Sunday, April 3

How to Tackle the Limits of Human Memory

I've been working on an autobiographical piece of writing lately, and of course, the limits of memory are a key barrier.  The piece is based on some of my experiences at age six, and an intriguing task I tried to help trigger the memory - many thanks to my OU course tutor for this one - was to draw a map of my childhood home.  As soon as I started sketching out the rooms, furniture etc, memories started flooding back.


This is what psychologists call using a cue to trigger a memory.  When memory is described, there tends to be a lot of emphasis on how memories are stored - where in the brain?  How much can be held?  How long for?  However, without successful retrieval, encoding and storage count for very little.
 
The problem is that retrieval of information from a busy, cluttered memory is not always easy.  The context in which we encode things can play a role in how easy it is to remember them, with items being harder to retrieve or recognize in an unfamiliar setting (most people have experienced this with faces, e.g. seeing a neighbour when abroad on holiday).  Similarly, even when we really should know a word or name, and we know that we know it, sometimes it doesn't quite come, at least not straight away.  The concept of something being on the 'tip of your tongue' goes across cultures and has been around for hundreds of years.

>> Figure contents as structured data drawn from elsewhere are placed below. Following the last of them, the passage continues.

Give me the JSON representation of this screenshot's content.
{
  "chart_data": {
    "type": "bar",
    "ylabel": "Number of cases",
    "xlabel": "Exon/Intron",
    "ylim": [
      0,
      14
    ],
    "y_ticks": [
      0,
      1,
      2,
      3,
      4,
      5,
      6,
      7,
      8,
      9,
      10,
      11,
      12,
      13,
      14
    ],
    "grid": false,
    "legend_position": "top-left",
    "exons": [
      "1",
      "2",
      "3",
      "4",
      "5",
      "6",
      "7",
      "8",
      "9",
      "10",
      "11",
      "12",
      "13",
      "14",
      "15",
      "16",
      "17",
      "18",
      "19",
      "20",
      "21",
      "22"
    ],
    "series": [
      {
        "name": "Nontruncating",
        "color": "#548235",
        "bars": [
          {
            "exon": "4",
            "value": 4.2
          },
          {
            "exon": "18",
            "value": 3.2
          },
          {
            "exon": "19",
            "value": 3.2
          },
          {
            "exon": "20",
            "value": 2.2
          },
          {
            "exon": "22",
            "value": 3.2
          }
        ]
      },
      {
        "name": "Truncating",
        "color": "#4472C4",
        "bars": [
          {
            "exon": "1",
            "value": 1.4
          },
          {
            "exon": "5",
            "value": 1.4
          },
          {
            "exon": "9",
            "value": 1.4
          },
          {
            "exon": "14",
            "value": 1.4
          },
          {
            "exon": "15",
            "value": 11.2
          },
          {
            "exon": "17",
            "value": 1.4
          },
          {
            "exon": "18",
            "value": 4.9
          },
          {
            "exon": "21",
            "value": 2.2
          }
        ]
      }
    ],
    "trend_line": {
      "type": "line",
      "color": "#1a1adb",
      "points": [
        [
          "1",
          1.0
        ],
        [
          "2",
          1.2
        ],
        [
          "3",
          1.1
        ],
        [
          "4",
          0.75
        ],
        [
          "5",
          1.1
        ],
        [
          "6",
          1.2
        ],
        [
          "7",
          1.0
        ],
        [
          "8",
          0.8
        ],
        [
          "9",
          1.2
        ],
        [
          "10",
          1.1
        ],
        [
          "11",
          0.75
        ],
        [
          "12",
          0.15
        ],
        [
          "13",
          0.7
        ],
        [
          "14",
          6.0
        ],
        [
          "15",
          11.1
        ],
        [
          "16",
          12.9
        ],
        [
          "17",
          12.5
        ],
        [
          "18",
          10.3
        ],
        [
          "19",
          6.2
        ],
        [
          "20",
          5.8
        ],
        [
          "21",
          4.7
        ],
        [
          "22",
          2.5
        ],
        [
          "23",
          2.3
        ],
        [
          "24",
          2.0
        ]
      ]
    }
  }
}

It is relatively easy to invoke the tip of the tongue (TOT) phenomenon - giving a person a list of 10 definitions of rare words will usually bring about the experience at least once.  Brown & McNeill (1966) researched the phenomenon, stating that a participant "would appear to be in mild torment, something like on the brink of a sneeze, and if he found the word his relief was considerable".  The researchers also found that giving a cue such as the first letter of a word was often enough to 'trigger' the memory.  TOT is thought to occur roughly twice a week in most adults (Schacter, 2001) - though perhaps more for writers!

I was relatively lucky in retrieving my childhood memories - I moved house at age six, so I can be sure that memories dredged up using the house map technique as a cue are uncontaminated by later experiences.  Still, I think that it could probably be put to use in other contexts too - a friend's house, a school classroom etc.

Brown, R., & McNeill, D. (1966). The "tip-of-the-tongue" phenomenon. Journal of Verbal Learning and Verbal Behavior, 5, 325-337.
Schacter, D. L. (2001). The Seven Sins of Memory: How the Mind Forgets and Remembers. Boston: Houghton Mifflin.

1 comment:

  1. I have come across good pen-and-paper demos of the context specificity effect, but if anyone know of an online version, please let me know.